I know that coming out as transgender for anyone is a terrifyingly brave thing to do. Do you think your experience of this has influenced your work at all?

It’s hard to explain because I don’t mean to say that I ever felt restrained in my work before, but I feel freer with my work now. My work started to change a while back when I began to accept to myself who and what I was, when I’d only come out to a few friends it was freeing to admit it to myself and realizing what my problem was and what I should do. I still struggle with it, though, it’s an ongoing struggle. For years leading up to me finally beginning transitioning, I felt unexcited about my personal work like ‘Wet Moon’ and ‘Shadoweyes’, I was too depressed to work on it and instead focused on work-for-hire projects where I had a boss motivating me, a clearer structure, and work that didn’t involve my own characters which I felt like were too close to home. But now I feel more excited to get back to my personal comics and characters, and I’m having way more fun drawing now and exploring a softer more “fun” sort of style. Maybe that comes from just feeling happier now. Another thing is that as soon as I came out, I wanted to have Trans characters which is something I’d thought about doing over the years but never did, but now I’m excited to do it. The first thing I did was create ‘Blaze’ a Trans girl for ‘Jem & the Holograms’.

Vulture Hound Sophie Campbell Illustration

Have your fans reacted differently to how you expected or not?

I didn’t know what to expect but I’m also a pessimist so I was expecting some negativity, but it’s been the complete opposite. I can’t believe how supportive everyone has been! I was sure I’d lose fans and be committing career suicide, but in one day I got like over a thousand new Twitter followers and climbing, all sorts of interview requests and some fans actually crossing out my name on their personal copies of my books and writing in Sophie with a marker, it’s been so great. I couldn’t be happier with the response, it’s so encouraging and makes me feel accepted.

Who are your comic book hero’s / influences?

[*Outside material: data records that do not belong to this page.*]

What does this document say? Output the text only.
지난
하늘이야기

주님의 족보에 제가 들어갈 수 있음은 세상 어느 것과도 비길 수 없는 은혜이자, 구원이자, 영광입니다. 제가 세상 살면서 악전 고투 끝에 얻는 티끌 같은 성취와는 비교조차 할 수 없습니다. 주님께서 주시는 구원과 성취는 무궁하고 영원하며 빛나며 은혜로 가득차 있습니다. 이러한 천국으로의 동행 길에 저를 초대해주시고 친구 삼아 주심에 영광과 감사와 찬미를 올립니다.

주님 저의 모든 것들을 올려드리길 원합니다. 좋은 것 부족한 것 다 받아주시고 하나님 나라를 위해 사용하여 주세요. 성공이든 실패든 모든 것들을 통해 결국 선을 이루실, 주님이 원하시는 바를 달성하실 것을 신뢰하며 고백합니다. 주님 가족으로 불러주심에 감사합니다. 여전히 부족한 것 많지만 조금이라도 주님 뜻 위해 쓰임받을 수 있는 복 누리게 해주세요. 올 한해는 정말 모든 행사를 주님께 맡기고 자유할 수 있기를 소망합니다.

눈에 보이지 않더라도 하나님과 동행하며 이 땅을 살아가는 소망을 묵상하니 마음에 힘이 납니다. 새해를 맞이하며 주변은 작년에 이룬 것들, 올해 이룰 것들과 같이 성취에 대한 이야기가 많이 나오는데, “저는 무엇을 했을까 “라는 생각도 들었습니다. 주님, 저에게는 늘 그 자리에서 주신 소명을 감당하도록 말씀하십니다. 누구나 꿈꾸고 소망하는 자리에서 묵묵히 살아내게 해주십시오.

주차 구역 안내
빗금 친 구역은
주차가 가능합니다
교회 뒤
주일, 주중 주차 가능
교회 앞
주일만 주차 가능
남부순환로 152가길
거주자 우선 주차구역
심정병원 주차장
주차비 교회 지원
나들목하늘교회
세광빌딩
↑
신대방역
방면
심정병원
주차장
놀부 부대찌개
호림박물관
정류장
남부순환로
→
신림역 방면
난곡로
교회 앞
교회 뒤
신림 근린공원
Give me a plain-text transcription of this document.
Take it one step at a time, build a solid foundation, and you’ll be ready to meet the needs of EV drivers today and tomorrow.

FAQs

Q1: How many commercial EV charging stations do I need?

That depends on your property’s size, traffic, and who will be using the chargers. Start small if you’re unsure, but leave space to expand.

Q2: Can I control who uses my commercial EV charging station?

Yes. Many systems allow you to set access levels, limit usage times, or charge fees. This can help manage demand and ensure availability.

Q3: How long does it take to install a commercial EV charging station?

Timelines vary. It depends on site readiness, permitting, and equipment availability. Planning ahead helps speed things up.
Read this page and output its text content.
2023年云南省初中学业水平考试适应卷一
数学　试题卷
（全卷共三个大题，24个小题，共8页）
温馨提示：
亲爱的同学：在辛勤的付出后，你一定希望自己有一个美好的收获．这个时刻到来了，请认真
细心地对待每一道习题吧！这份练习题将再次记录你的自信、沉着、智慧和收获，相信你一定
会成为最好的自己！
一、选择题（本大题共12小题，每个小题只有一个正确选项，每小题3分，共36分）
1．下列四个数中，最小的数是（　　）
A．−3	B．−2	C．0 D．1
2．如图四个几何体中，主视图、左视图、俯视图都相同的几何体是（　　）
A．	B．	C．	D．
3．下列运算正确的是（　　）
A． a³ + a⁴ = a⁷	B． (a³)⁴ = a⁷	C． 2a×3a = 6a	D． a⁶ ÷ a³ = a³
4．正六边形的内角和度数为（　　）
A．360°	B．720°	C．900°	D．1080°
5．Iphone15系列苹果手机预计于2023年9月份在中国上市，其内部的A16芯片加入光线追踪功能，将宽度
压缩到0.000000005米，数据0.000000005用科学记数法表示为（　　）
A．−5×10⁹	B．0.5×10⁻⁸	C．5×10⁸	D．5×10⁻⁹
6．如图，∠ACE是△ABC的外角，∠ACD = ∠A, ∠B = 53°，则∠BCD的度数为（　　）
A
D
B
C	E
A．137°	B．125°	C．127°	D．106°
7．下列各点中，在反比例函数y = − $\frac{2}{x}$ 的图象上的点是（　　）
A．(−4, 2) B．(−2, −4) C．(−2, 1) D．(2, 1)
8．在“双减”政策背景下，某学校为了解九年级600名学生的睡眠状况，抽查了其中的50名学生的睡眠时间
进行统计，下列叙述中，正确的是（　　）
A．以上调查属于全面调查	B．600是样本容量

Bill Watterson, Kevin Eastman, and Peter Laird are the ones who got me into comics when I was little. Other creators that have inspired or influenced me over the years are Becky Cloonan, Jillian Tamaki, Erin Watson, Ariel Schrag, and Masakazu Katsura.

Where do you see yourself in 5 years’ time?

Professionally-speaking, hopefully still doing comics and being more financially secure. Personally-speaking, I’d love to have all my transition stuff figured out, like my name to be legally changed. It also might be cool if I was romantically involved with someone, some sort of partner.